Existe experiências na história que uma população bem armada conseguiu frear o avanço de bandidos armados, leia este artigo.

"Em vários países da África e do Oriente Médio, as milícias se matam."

São grupos nacionalistas visando tomar o poder.

Empresas privadas de segurança não tem interesse em atacar outras empresas, pois sua renda advém de seus consumidores e não da pilhagem. E o consumidores também não tem interesse na guerra, pois isso seria destrutivo para eles. Quem gosta de guerra são bandidos que se beneficiam do roubo.

"E se não há um estado para pacificar a região, os conflitos não cessam. Quem está combatendo o Estado Islâmico são os bombardeios da coalização..."

Quando um governo derruba outro governo não espere que as pessoas se armem de uma hora para outra e surja instantaneamente empresas de segurança privada.

A destruição imediata do estado é algo terrível. A população está geralmente desarmada e empobrecimento por conta dos governantes anteriores, e existe pequenos grupos que já estão armados (geralmente ex-militares ou combatentes do antigo regime) que irão rapidamente tentar se apossar da região.

Entendeu?

Responder
João Girardi 26/05/2015 23:55:34

Ouvi falar que vários templários por exemplo eram guerreiros contratados.
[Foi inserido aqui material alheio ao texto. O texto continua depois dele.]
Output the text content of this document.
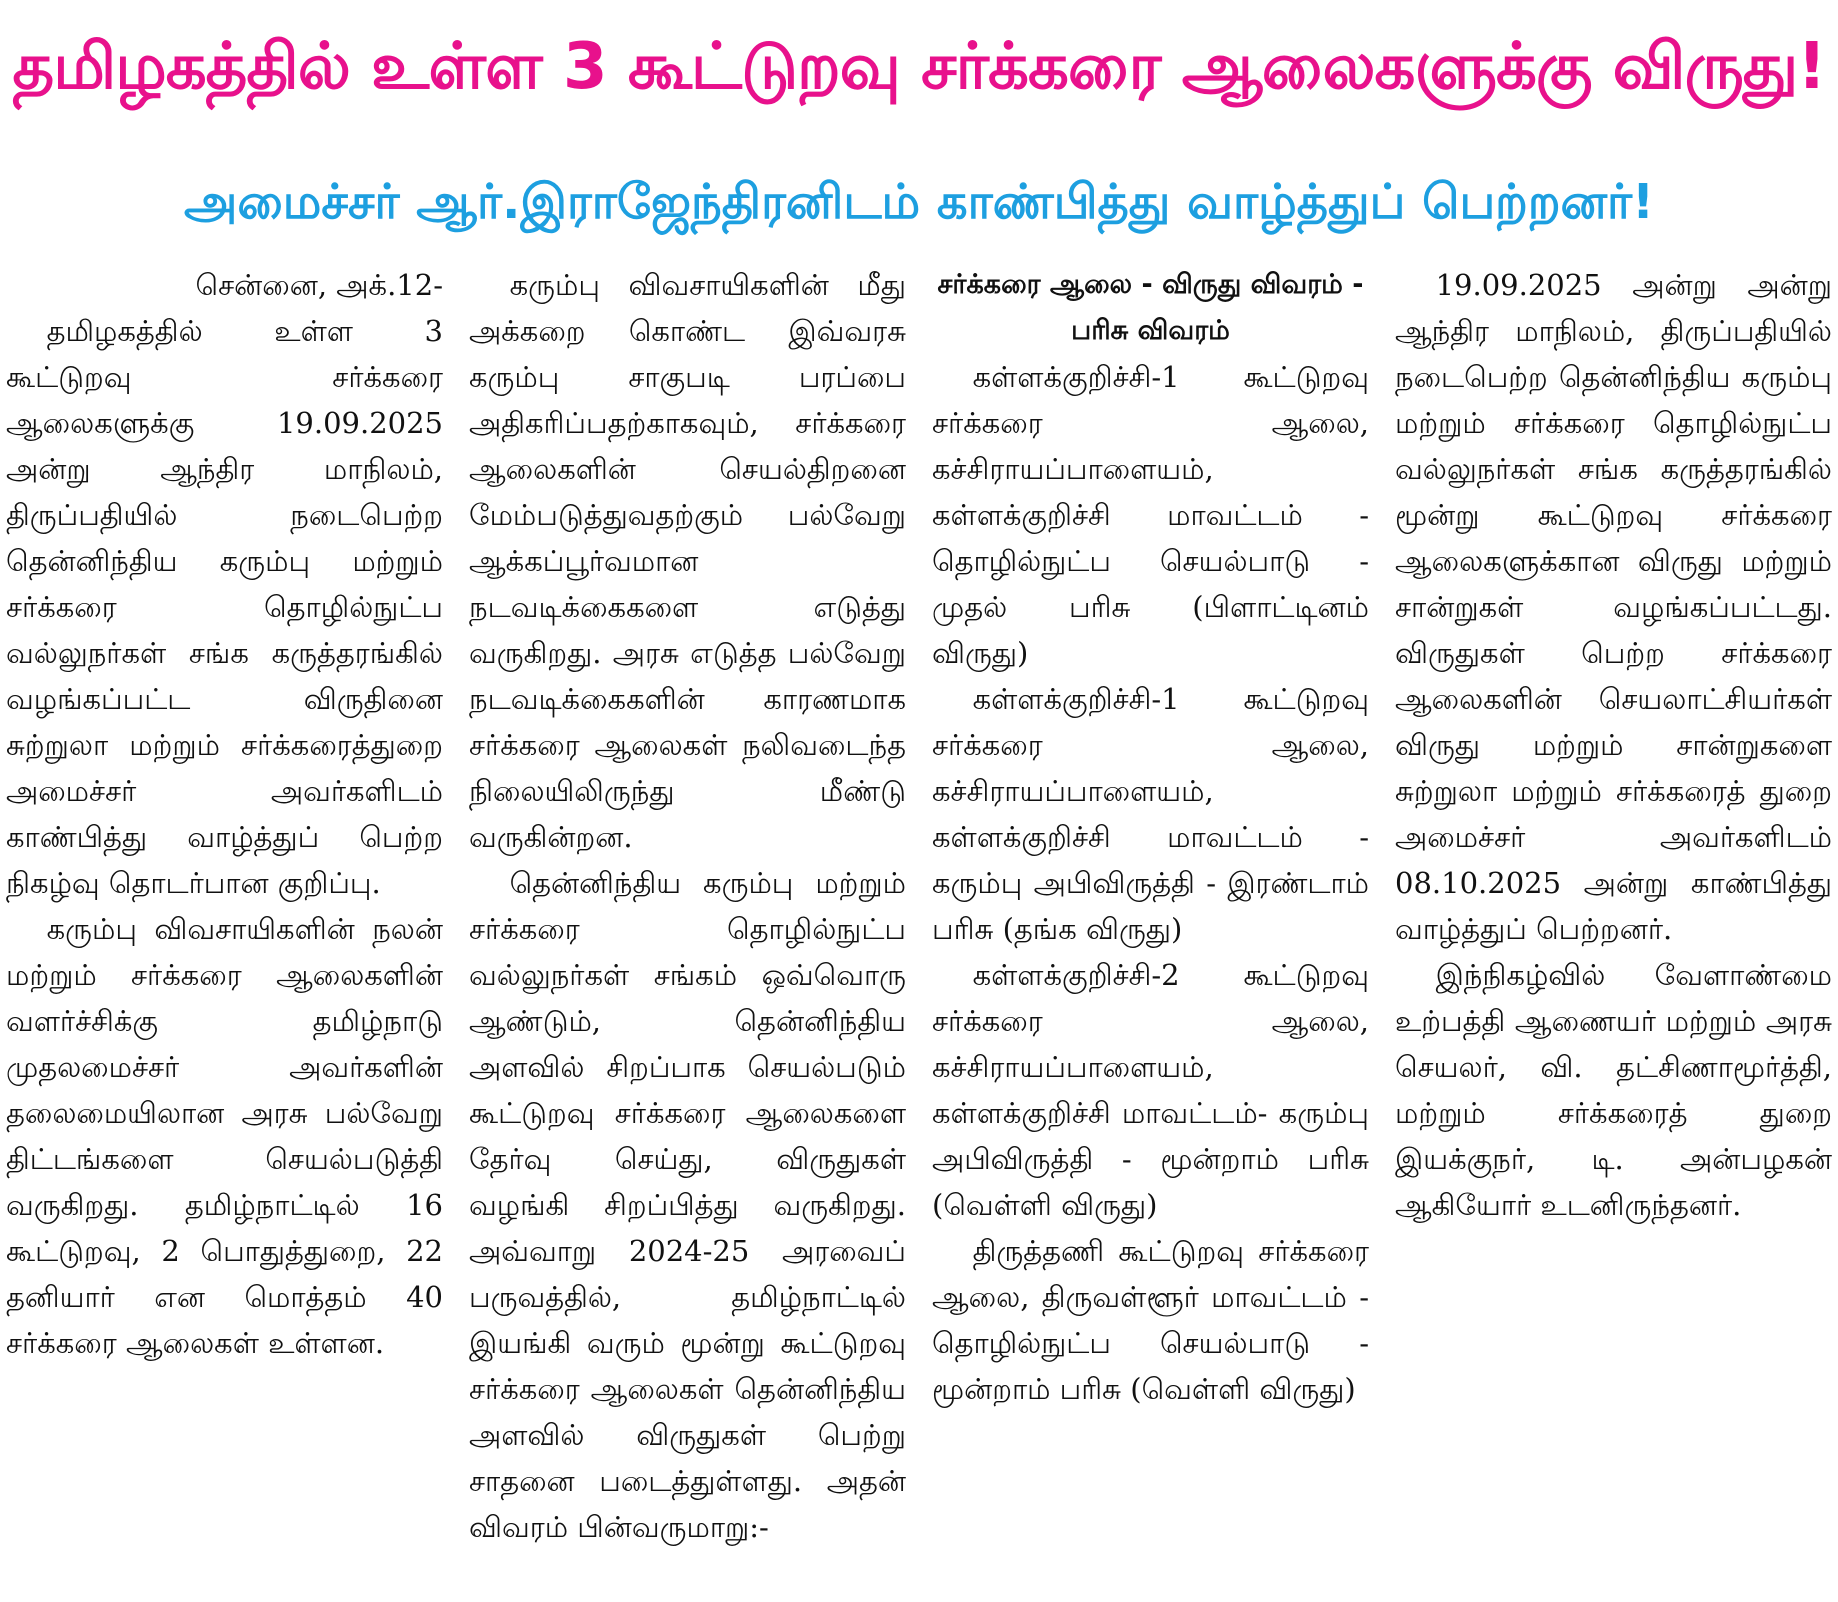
தமிழகத்தில் உள்ள 3 கூட்டுறவு சர்க்கரை ஆலைகளுக்கு விருது!
அமைச்சர் ஆர்.இராஜேந்திரனிடம் காண்பித்து வாழ்த்துப் பெற்றனர்!

சென்னை, அக்.12-

தமிழகத்தில் உள்ள 3 கூட்டுறவு சர்க்கரை ஆலைகளுக்கு 19.09.2025 அன்று ஆந்திர மாநிலம், திருப்பதியில் நடைபெற்ற தென்னிந்திய கரும்பு மற்றும் சர்க்கரை தொழில்நுட்ப வல்லுநர்கள் சங்க கருத்தரங்கில் வழங்கப்பட்ட விருதினை சுற்றுலா மற்றும் சர்க்கரைத்துறை அமைச்சர் அவர்களிடம் காண்பித்து வாழ்த்துப் பெற்ற நிகழ்வு தொடர்பான குறிப்பு.

கரும்பு விவசாயிகளின் நலன் மற்றும் சர்க்கரை ஆலைகளின் வளர்ச்சிக்கு தமிழ்நாடு முதலமைச்சர் அவர்களின் தலைமையிலான அரசு பல்வேறு திட்டங்களை செயல்படுத்தி வருகிறது. தமிழ்நாட்டில் 16 கூட்டுறவு, 2 பொதுத்துறை, 22 தனியார் என மொத்தம் 40 சர்க்கரை ஆலைகள் உள்ளன.

கரும்பு விவசாயிகளின் மீது அக்கறை கொண்ட இவ்வரசு கரும்பு சாகுபடி பரப்பை அதிகரிப்பதற்காகவும், சர்க்கரை ஆலைகளின் செயல்திறனை மேம்படுத்துவதற்கும் பல்வேறு ஆக்கப்பூர்வமான நடவடிக்கைகளை எடுத்து வருகிறது. அரசு எடுத்த பல்வேறு நடவடிக்கைகளின் காரணமாக சர்க்கரை ஆலைகள் நலிவடைந்த நிலையிலிருந்து மீண்டு வருகின்றன.

தென்னிந்திய கரும்பு மற்றும் சர்க்கரை தொழில்நுட்ப வல்லுநர்கள் சங்கம் ஒவ்வொரு ஆண்டும், தென்னிந்திய அளவில் சிறப்பாக செயல்படும் கூட்டுறவு சர்க்கரை ஆலைகளை தேர்வு செய்து, விருதுகள் வழங்கி சிறப்பித்து வருகிறது. அவ்வாறு 2024-25 அரவைப் பருவத்தில், தமிழ்நாட்டில் இயங்கி வரும் மூன்று கூட்டுறவு சர்க்கரை ஆலைகள் தென்னிந்திய அளவில் விருதுகள் பெற்று சாதனை படைத்துள்ளது. அதன் விவரம் பின்வருமாறு:-

சர்க்கரை ஆலை - விருது விவரம் - பரிசு விவரம்

கள்ளக்குறிச்சி-1 கூட்டுறவு சர்க்கரை ஆலை, கச்சிராயப்பாளையம், கள்ளக்குறிச்சி மாவட்டம் - தொழில்நுட்ப செயல்பாடு - முதல் பரிசு (பிளாட்டினம் விருது)

கள்ளக்குறிச்சி-1 கூட்டுறவு சர்க்கரை ஆலை, கச்சிராயப்பாளையம், கள்ளக்குறிச்சி மாவட்டம் - கரும்பு அபிவிருத்தி - இரண்டாம் பரிசு (தங்க விருது)

கள்ளக்குறிச்சி-2 கூட்டுறவு சர்க்கரை ஆலை, கச்சிராயப்பாளையம், கள்ளக்குறிச்சி மாவட்டம்- கரும்பு அபிவிருத்தி - மூன்றாம் பரிசு (வெள்ளி விருது)

திருத்தணி கூட்டுறவு சர்க்கரை ஆலை, திருவள்ளூர் மாவட்டம் - தொழில்நுட்ப செயல்பாடு - மூன்றாம் பரிசு (வெள்ளி விருது)

19.09.2025 அன்று அன்று ஆந்திர மாநிலம், திருப்பதியில் நடைபெற்ற தென்னிந்திய கரும்பு மற்றும் சர்க்கரை தொழில்நுட்ப வல்லுநர்கள் சங்க கருத்தரங்கில் மூன்று கூட்டுறவு சர்க்கரை ஆலைகளுக்கான விருது மற்றும் சான்றுகள் வழங்கப்பட்டது. விருதுகள் பெற்ற சர்க்கரை ஆலைகளின் செயலாட்சியர்கள் விருது மற்றும் சான்றுகளை சுற்றுலா மற்றும் சர்க்கரைத் துறை அமைச்சர் அவர்களிடம் 08.10.2025 அன்று காண்பித்து வாழ்த்துப் பெற்றனர்.

இந்நிகழ்வில் வேளாண்மை உற்பத்தி ஆணையர் மற்றும் அரசு செயலர், வி. தட்சிணாமூர்த்தி, மற்றும் சர்க்கரைத் துறை இயக்குநர், டி. அன்பழகன் ஆகியோர் உடனிருந்தனர்.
Há algum exemplo histórico pelo qual eu poderia pesquisar e descobrir mais informações a respeito do assunto?

Responder
Joao Girardi 09/09/2015 03:04:54

Eu pensava que uma sociedade libertária estaria em desvantagem com relação a sociedades controladas pelo estado devido à falta de hierarquia central em suas forças de defesa, até que me lembrei que um mercado desimpedido tem a tendência de aumentar a circulação de bens e ao mesmo tempo reduzir seus custos. Em tal sociedade haveria facilidade de acesso a armamento pesado, baterias anti-aéreas fariam a segurança de bairros e em caso de invasão, provavelmente haveria uma alta demanda por contratos de recrutamento, e soldados aposentados de operações especiais viriam do mundo inteiro trabalhar em troca de de salários altos e um custo de vida relativamente baixo, como já ocorre com as Private Military Companies (PMCs) hoje em dia, a propagação de boas táticas seria grande. Penso que não haveria problemas a respeito de desorganização. Algo como uma cidade/província "ancap" provavelmente seria o local mais inexpugnável do planeta e até mesmo capaz de alterar toda a balança de poder ao redor do mundo.

Responder
anônimo 20/08/2016 00:17:20

Como seria feita uma denúncia anônima no libertarianismo? Hj é possível fazer uma denuncia anônima a policia. E no libertarianismo? Se alguém contratar uma polícia privada para perseguir uma gangue, isso pode ser arriscado, pois a gangue pode descobrir quem contratou a polícia....

Responder
anônimo 22/08/2016 17:23:19

É porque hoje se tiver uma gangue no meu bairro basta chamar a policia que tudo se resolve, sem risco nenhum para quem denunciou.

Responder
Tulio 22/08/2016 20:29:06

Pô, que inveja. Lá no meu bairro, quanto mais a gente chama a polícia, mais eles no ignoram, e mais os assaltos aumentam.